Prove my wrongs – Elvis dares
The Former Youth and Sports Minister told the Commission that he was still at a loss as to why people would level all sorts of allegations against him without providing evidence.
He dismissed reports that he had spent Ghanaian taxpayers’ money, and that his wife was the only caterer contracted to cook for the supporters in Brazil.
“My Lord, all the caterers were carefully selected and I believe that the heads of the various committees we set up will provide the appropriate answers.
“My Lord, I also want to state that my mother never participated in the sale of replica jerseys as was alleged”.
He went on: “People also alleged that I was distributing money [dollars] on the hips of Brazilian women. I never did such a thing, my Lord.”
He further challenged anyone with evidence of his misappropriating taxpayers’ money to come forward.
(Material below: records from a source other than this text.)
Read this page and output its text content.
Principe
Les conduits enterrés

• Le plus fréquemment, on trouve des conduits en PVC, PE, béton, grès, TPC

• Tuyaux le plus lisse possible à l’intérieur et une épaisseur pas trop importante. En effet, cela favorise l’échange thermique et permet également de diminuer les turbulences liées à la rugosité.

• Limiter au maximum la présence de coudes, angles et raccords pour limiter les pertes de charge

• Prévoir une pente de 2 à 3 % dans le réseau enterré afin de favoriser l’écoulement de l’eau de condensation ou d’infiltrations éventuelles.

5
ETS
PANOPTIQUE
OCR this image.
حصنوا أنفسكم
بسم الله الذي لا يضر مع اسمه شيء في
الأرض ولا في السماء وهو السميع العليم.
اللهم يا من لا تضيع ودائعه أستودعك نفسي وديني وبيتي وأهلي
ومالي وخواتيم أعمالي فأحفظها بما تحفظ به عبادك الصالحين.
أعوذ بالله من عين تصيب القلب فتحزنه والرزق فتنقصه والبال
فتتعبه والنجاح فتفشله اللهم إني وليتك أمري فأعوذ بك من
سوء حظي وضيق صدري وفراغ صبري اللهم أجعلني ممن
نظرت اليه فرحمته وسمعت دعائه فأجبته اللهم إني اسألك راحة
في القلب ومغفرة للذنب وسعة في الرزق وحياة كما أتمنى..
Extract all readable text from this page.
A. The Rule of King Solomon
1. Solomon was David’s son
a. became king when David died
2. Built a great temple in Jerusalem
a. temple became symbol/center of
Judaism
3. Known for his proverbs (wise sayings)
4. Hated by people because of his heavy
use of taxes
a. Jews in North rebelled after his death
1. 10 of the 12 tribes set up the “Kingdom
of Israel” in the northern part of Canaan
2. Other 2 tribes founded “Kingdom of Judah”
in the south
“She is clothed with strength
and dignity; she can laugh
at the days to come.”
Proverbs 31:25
Elvis Afriyie Ankrah made suggestions to the Commission on what he thought should happen in future instances which included:
- committing players to a Code of Ethics to ensure discipline
- paying appearance fees to players via electronic means to avoid the transfer of liquid cash over long distances
- qualifying matches for tournaments should also be considered when calculating appearance fees so that players who played active roles in getting the team to a main tournament would also be rewarded
- revising who gets paid an appearance fee because it is sometimes unfair to those who play to qualify for the country to World Cup and yet are not selected to play. (Afriyie Ankrah gave Jerry Akaminko as an example of a player who did well and yet did not qualify to play for his nation in Brazil)
- government must not be directly involved in sending supporters to any international tournament.
The Commission continues sitting on Monday, August 25.